Son passage dans The Voice avait créé la polémique. Un an après, Mennel raconte à Brut comment elle l’a vécu et ce qu’elle devient. pic.twitter.com/HE7qbIV2oP
— Brut FR (@brutofficiel) 14 juin 2019
Ce faisant, Mennel oriente, relativise et minimise, insistant surtout, une fois encore, sur la thèse d’une mauvaise interprétation de ses propos. Au stade maximal de l’introspection, cela donne : « c’était sûrement mal dit puisque ça a été tourné d’une manière absolument malsaine ». Oui, mal dit, mais mal pensé également.

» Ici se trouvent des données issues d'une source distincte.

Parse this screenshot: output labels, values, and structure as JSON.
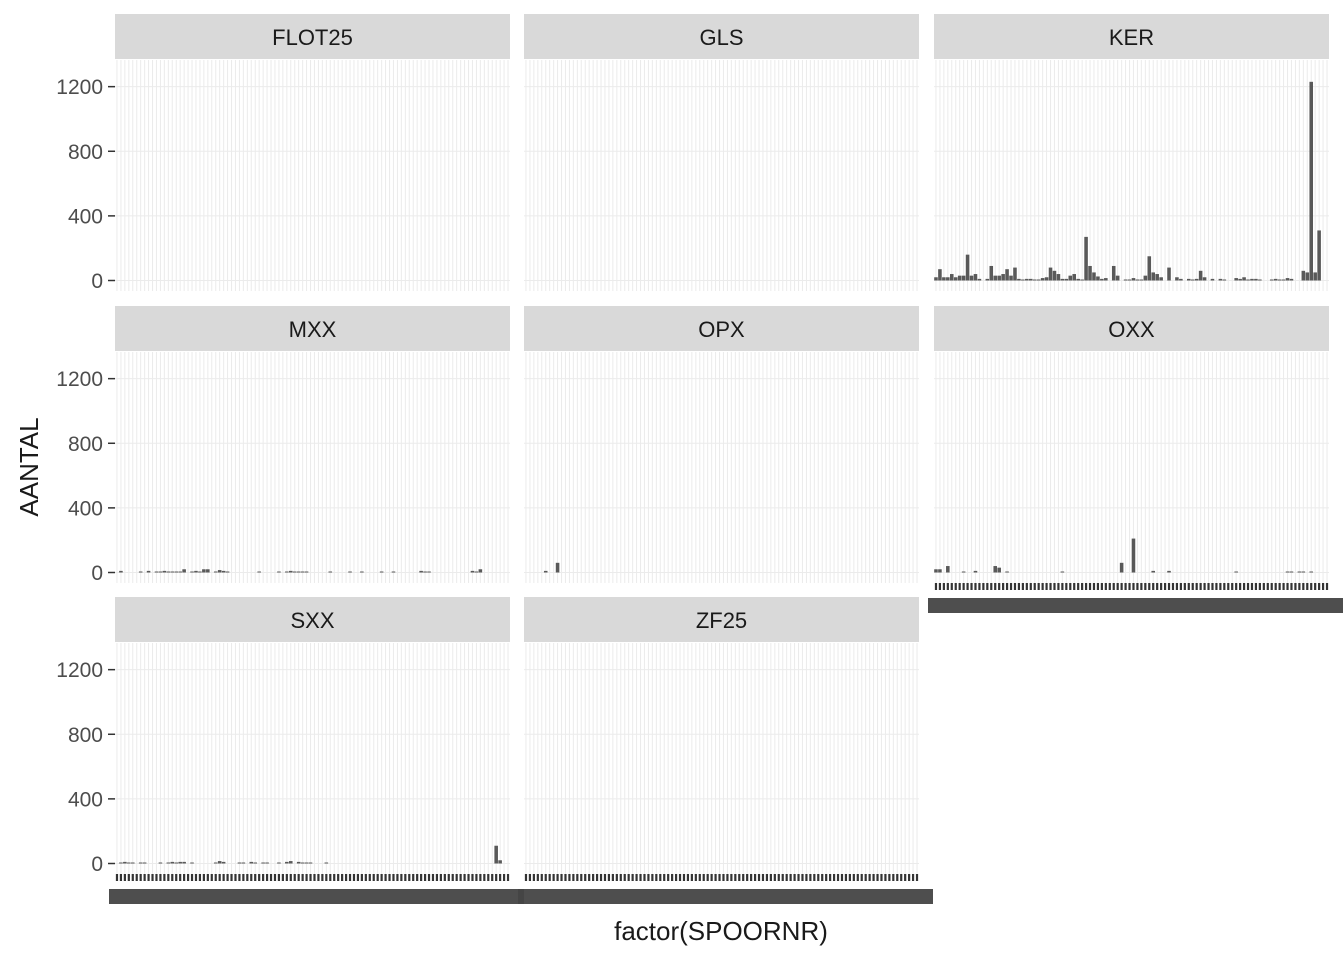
{
  "chart_data": {
    "type": "bar",
    "facet_by": "category",
    "xlabel": "factor(SPOORNR)",
    "ylabel": "AANTAL",
    "ylim": [
      0,
      1300
    ],
    "yticks": [
      0,
      400,
      800,
      1200
    ],
    "n_categories": 100,
    "grid": true,
    "colors": {
      "bar": "#595959",
      "strip": "#d9d9d9",
      "grid": "#ebebeb",
      "text": "#4d4d4d",
      "title": "#1a1a1a"
    },
    "panels": [
      {
        "label": "FLOT25",
        "values": [
          0,
          0,
          0,
          0,
          0,
          0,
          0,
          0,
          0,
          0,
          0,
          0,
          0,
          0,
          0,
          0,
          0,
          0,
          0,
          0,
          0,
          0,
          0,
          0,
          0,
          0,
          0,
          0,
          0,
          0,
          0,
          0,
          0,
          0,
          0,
          0,
          0,
          0,
          0,
          0,
          0,
          0,
          0,
          0,
          0,
          0,
          0,
          0,
          0,
          0,
          0,
          0,
          0,
          0,
          0,
          0,
          0,
          0,
          0,
          0,
          0,
          0,
          0,
          0,
          0,
          0,
          0,
          0,
          0,
          0,
          0,
          0,
          0,
          0,
          0,
          0,
          0,
          0,
          0,
          0,
          0,
          0,
          0,
          0,
          0,
          0,
          0,
          0,
          0,
          0,
          0,
          0,
          0,
          0,
          0,
          0,
          0,
          0,
          0,
          0
        ]
      },
      {
        "label": "GLS",
        "values": [
          0,
          0,
          0,
          0,
          0,
          0,
          0,
          0,
          0,
          0,
          0,
          0,
          0,
          0,
          0,
          0,
          0,
          0,
          0,
          0,
          0,
          0,
          0,
          0,
          0,
          0,
          0,
          0,
          0,
          0,
          0,
          0,
          0,
          0,
          0,
          0,
          0,
          0,
          0,
          0,
          0,
          0,
          0,
          0,
          0,
          0,
          0,
          0,
          0,
          0,
          0,
          0,
          0,
          0,
          0,
          0,
          0,
          0,
          0,
          0,
          0,
          0,
          0,
          0,
          0,
          0,
          0,
          0,
          0,
          0,
          0,
          0,
          0,
          0,
          0,
          0,
          0,
          0,
          0,
          0,
          0,
          0,
          0,
          0,
          0,
          0,
          0,
          0,
          0,
          0,
          0,
          0,
          0,
          0,
          0,
          0,
          0,
          0,
          0,
          0
        ]
      },
      {
        "label": "KER",
        "values": [
          20,
          70,
          20,
          20,
          40,
          20,
          30,
          30,
          160,
          30,
          40,
          10,
          0,
          10,
          90,
          30,
          30,
          40,
          70,
          30,
          80,
          10,
          5,
          10,
          10,
          5,
          5,
          15,
          20,
          80,
          60,
          40,
          10,
          10,
          30,
          40,
          10,
          5,
          270,
          90,
          50,
          25,
          10,
          15,
          0,
          90,
          30,
          0,
          5,
          5,
          15,
          5,
          5,
          30,
          150,
          50,
          40,
          20,
          0,
          80,
          0,
          20,
          10,
          0,
          10,
          5,
          10,
          60,
          20,
          0,
          10,
          0,
          10,
          5,
          0,
          0,
          15,
          10,
          20,
          5,
          10,
          10,
          5,
          0,
          0,
          5,
          10,
          5,
          5,
          15,
          10,
          0,
          0,
          60,
          50,
          1230,
          50,
          310,
          0,
          0
        ]
      },
      {
        "label": "MXX",
        "values": [
          0,
          10,
          0,
          0,
          0,
          0,
          5,
          0,
          10,
          0,
          5,
          5,
          10,
          5,
          5,
          5,
          5,
          20,
          0,
          5,
          10,
          5,
          20,
          20,
          0,
          5,
          15,
          10,
          5,
          0,
          0,
          0,
          0,
          0,
          0,
          0,
          5,
          0,
          0,
          0,
          0,
          5,
          0,
          5,
          10,
          5,
          5,
          5,
          5,
          0,
          0,
          0,
          0,
          0,
          5,
          0,
          0,
          0,
          0,
          5,
          0,
          0,
          5,
          0,
          0,
          0,
          0,
          5,
          0,
          0,
          5,
          0,
          0,
          0,
          0,
          0,
          0,
          10,
          5,
          5,
          0,
          0,
          0,
          0,
          0,
          0,
          0,
          0,
          0,
          0,
          10,
          5,
          20,
          0,
          0,
          0,
          0,
          0,
          0,
          0
        ]
      },
      {
        "label": "OPX",
        "values": [
          0,
          0,
          0,
          0,
          0,
          10,
          0,
          0,
          60,
          0,
          0,
          0,
          0,
          0,
          0,
          0,
          0,
          0,
          0,
          0,
          0,
          0,
          0,
          0,
          0,
          0,
          0,
          0,
          0,
          0,
          0,
          0,
          0,
          0,
          0,
          0,
          0,
          0,
          0,
          0,
          0,
          0,
          0,
          0,
          0,
          0,
          0,
          0,
          0,
          0,
          0,
          0,
          0,
          0,
          0,
          0,
          0,
          0,
          0,
          0,
          0,
          0,
          0,
          0,
          0,
          0,
          0,
          0,
          0,
          0,
          0,
          0,
          0,
          0,
          0,
          0,
          0,
          0,
          0,
          0,
          0,
          0,
          0,
          0,
          0,
          0,
          0,
          0,
          0,
          0,
          0,
          0,
          0,
          0,
          0,
          0,
          0,
          0,
          0,
          0
        ]
      },
      {
        "label": "OXX",
        "values": [
          20,
          20,
          0,
          40,
          0,
          0,
          0,
          5,
          0,
          0,
          10,
          0,
          0,
          0,
          0,
          40,
          30,
          0,
          5,
          0,
          0,
          0,
          0,
          0,
          0,
          0,
          0,
          0,
          0,
          0,
          0,
          0,
          5,
          0,
          0,
          0,
          0,
          0,
          0,
          0,
          0,
          0,
          0,
          0,
          0,
          0,
          0,
          60,
          0,
          0,
          210,
          0,
          0,
          0,
          0,
          10,
          0,
          0,
          0,
          10,
          0,
          0,
          0,
          0,
          0,
          0,
          0,
          0,
          0,
          0,
          0,
          0,
          0,
          0,
          0,
          0,
          5,
          0,
          0,
          0,
          0,
          0,
          0,
          0,
          0,
          0,
          0,
          0,
          0,
          5,
          5,
          0,
          5,
          5,
          0,
          5,
          0,
          0,
          0,
          0
        ]
      },
      {
        "label": "SXX",
        "values": [
          0,
          5,
          10,
          5,
          5,
          0,
          5,
          5,
          0,
          0,
          0,
          5,
          0,
          5,
          10,
          5,
          10,
          10,
          0,
          5,
          0,
          0,
          0,
          0,
          0,
          5,
          15,
          10,
          0,
          0,
          0,
          5,
          5,
          0,
          10,
          5,
          0,
          5,
          5,
          0,
          0,
          5,
          0,
          10,
          15,
          0,
          10,
          5,
          5,
          5,
          0,
          0,
          0,
          5,
          0,
          0,
          0,
          0,
          0,
          0,
          0,
          0,
          0,
          0,
          0,
          0,
          0,
          0,
          0,
          0,
          0,
          0,
          0,
          0,
          0,
          0,
          0,
          0,
          0,
          0,
          0,
          0,
          0,
          0,
          0,
          0,
          0,
          0,
          0,
          0,
          0,
          0,
          0,
          0,
          0,
          0,
          110,
          20,
          0,
          0
        ]
      },
      {
        "label": "ZF25",
        "values": [
          0,
          0,
          0,
          0,
          0,
          0,
          0,
          0,
          0,
          0,
          0,
          0,
          0,
          0,
          0,
          0,
          0,
          0,
          0,
          0,
          0,
          0,
          0,
          0,
          0,
          0,
          0,
          0,
          0,
          0,
          0,
          0,
          0,
          0,
          0,
          0,
          0,
          0,
          0,
          0,
          0,
          0,
          0,
          0,
          0,
          0,
          0,
          0,
          0,
          0,
          0,
          0,
          0,
          0,
          0,
          0,
          0,
          0,
          0,
          0,
          0,
          0,
          0,
          0,
          0,
          0,
          0,
          0,
          0,
          0,
          0,
          0,
          0,
          0,
          0,
          0,
          0,
          0,
          0,
          0,
          0,
          0,
          0,
          0,
          0,
          0,
          0,
          0,
          0,
          0,
          0,
          0,
          0,
          0,
          0,
          0,
          0,
          0,
          0,
          0
        ]
      }
    ]
  }
}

Le problème est que Mennel réécrit le passé en modifiant la nature de ses propos, en réduisant ses détracteurs à l’extrême droite – qui ne l’a effectivement pas épargnée –, et en élargissant son analyse à un problème qui serait, d’après elle, bien français : une intransigeance conservatrice hostile au multiculturalisme dont elle n’aurait pas fait l’expérience, a contrario, aux États-Unis ou au Canada. Ce que dit la chanteuse, c’est qu’on a purement et simplement cherché à la réduire à une religion, à une communauté. Foin de ses options litigieuses, passées en ces circonstances à la trappe : seul demeure, à ce sujet, le travail nocif d’une extrême droite dont l’assise s’élargit subrepticement au fil de la vidéo, à cette France qui peine à admettre la différence et qui, surtout, dévoie la laïcité.

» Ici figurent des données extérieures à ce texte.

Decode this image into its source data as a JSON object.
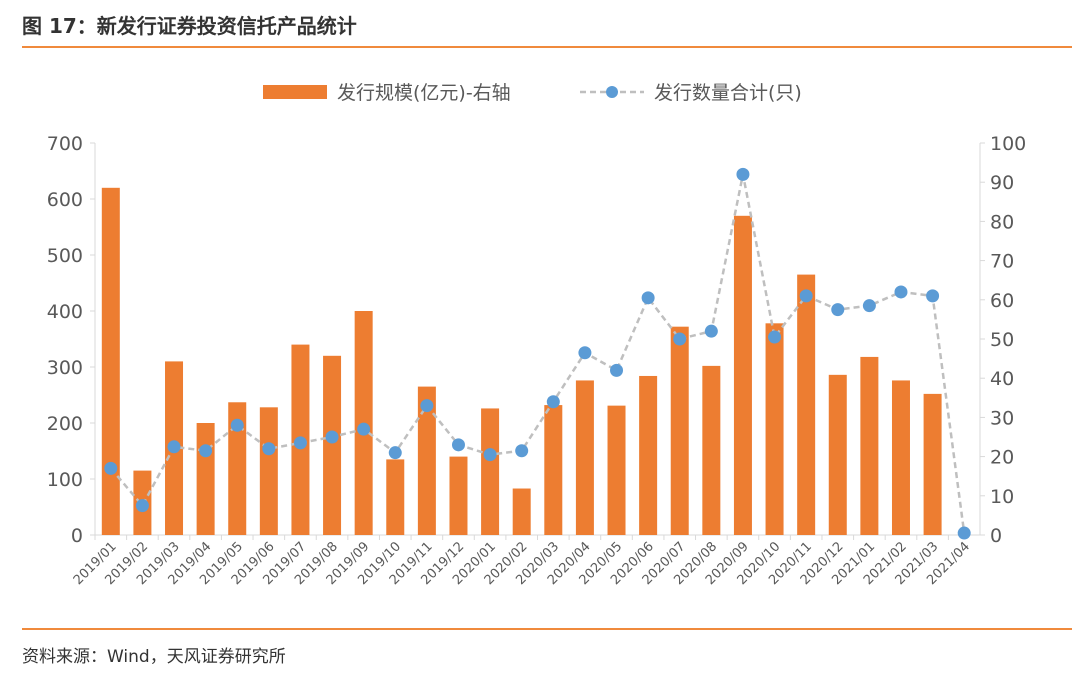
{
  "figure": {
    "title": "图 17：新发行证券投资信托产品统计",
    "source": "资料来源：Wind，天风证券研究所"
  },
  "colors": {
    "bar": "#ED7D31",
    "line": "#BFBFBF",
    "marker": "#5B9BD5",
    "accent_rule": "#F08A3C",
    "axis": "#D9D9D9"
  },
  "chart_data": {
    "type": "bar",
    "title": "",
    "categories": [
      "2019/01",
      "2019/02",
      "2019/03",
      "2019/04",
      "2019/05",
      "2019/06",
      "2019/07",
      "2019/08",
      "2019/09",
      "2019/10",
      "2019/11",
      "2019/12",
      "2020/01",
      "2020/02",
      "2020/03",
      "2020/04",
      "2020/05",
      "2020/06",
      "2020/07",
      "2020/08",
      "2020/09",
      "2020/10",
      "2020/11",
      "2020/12",
      "2021/01",
      "2021/02",
      "2021/03",
      "2021/04"
    ],
    "series": [
      {
        "name": "发行规模(亿元)-右轴",
        "type": "bar",
        "axis": "left",
        "values": [
          620,
          115,
          310,
          200,
          237,
          228,
          340,
          320,
          400,
          135,
          265,
          140,
          226,
          83,
          232,
          276,
          231,
          284,
          372,
          302,
          570,
          378,
          465,
          286,
          318,
          276,
          252,
          0
        ]
      },
      {
        "name": "发行数量合计(只)",
        "type": "line",
        "style": "dashed",
        "axis": "right",
        "values": [
          17,
          7.5,
          22.5,
          21.5,
          28,
          22,
          23.5,
          25,
          27,
          21,
          33,
          23,
          20.5,
          21.5,
          34,
          46.5,
          42,
          60.5,
          50,
          52,
          92,
          50.5,
          61,
          57.5,
          58.5,
          62,
          61,
          0.5
        ]
      }
    ],
    "y_left": {
      "min": 0,
      "max": 700,
      "step": 100,
      "ticks": [
        "0",
        "100",
        "200",
        "300",
        "400",
        "500",
        "600",
        "700"
      ]
    },
    "y_right": {
      "min": 0,
      "max": 100,
      "step": 10,
      "ticks": [
        "0",
        "10",
        "20",
        "30",
        "40",
        "50",
        "60",
        "70",
        "80",
        "90",
        "100"
      ]
    },
    "legend_position": "top-center",
    "grid": false
  }
}
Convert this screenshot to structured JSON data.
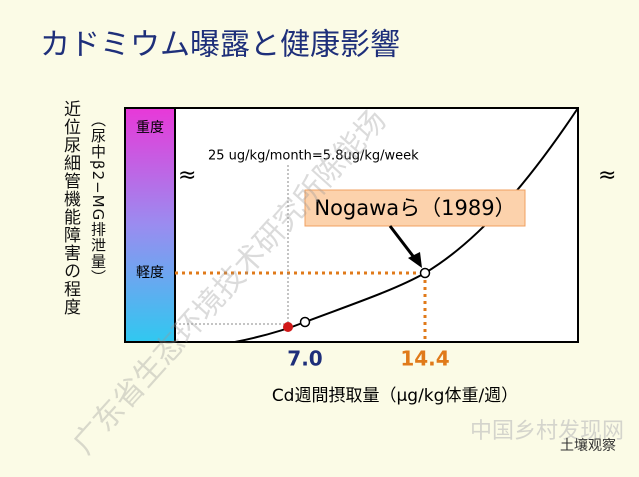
{
  "title": "カドミウム曝露と健康影響",
  "y_axis_label": "近位尿細管機能障害の程度",
  "y_axis_sublabel": "（尿中β2−MG排泄量）",
  "severity_levels": [
    "重度",
    "軽度"
  ],
  "annotation": "25 ug/kg/month=5.8ug/kg/week",
  "reference": "Nogawaら（1989）",
  "x_marks": [
    "7.0",
    "14.4"
  ],
  "x_axis_label": "Cd週間摂取量（μg/kg体重/週）",
  "watermarks": [
    "广东省生态环境技术研究所陈能场",
    "中国乡村发现网",
    "土壤观察"
  ]
}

Après avoir rappelé à Mennel que la laïcité n’est pas le « respect des convictions de chacun » mais la garantie donnée aux croyants et aux non-croyants de pouvoir les exprimer librement, il faudrait souligner que sa technique de brouillage s’apparente à la projection d’encre par la seiche qui cherche à s’extraire d’une situation périlleuse. Elle veut prendre de court, sans doute avec raison, les attaques personnelles qui ne manqueront pas d’accompagner la sortie de son album. Elle n’a pas tort de pointer le rôle néfaste de ceux qui se montrent allergiques par principe aux turbans. Mais elle choisit d’attaquer sur un mode simplificateur qui dessert la vérité : elle se donne ainsi le visage de l’innocence, en proie à une minorité malveillante dont les contours incluent tous ceux qui estiment que la théorie du complot appliquée aux attaques jihadistes ainsi que l’admiration à l’égard de personnalités comme Tariq Ramadan ou Dieudonné M’Bala M’Bala dessine d’elle un portrait trouble. En l’occurrence, l’esquive et la manipulation le renforcent plus qu’elles ne le défont.
À cet égard, l’« affaire Mennel », rappelée par ses propres soins, renvoie à un scénario qui s’inscrit bien dans l’air du temps par son lot de relativisations, d’amnésies, de contre-accusations et, au final, de réécriture du passé : « J’avais posté des choses sur les attentats à Nice parce que j’étais révoltée comme tout le monde. » Fin de citation. On peut le regretter lorsqu’il s’agit d’une jeune artiste prometteuse. Il est d’autres manières de neutraliser son passé : admettre humblement, par exemple, ses faux pas et ses erreurs.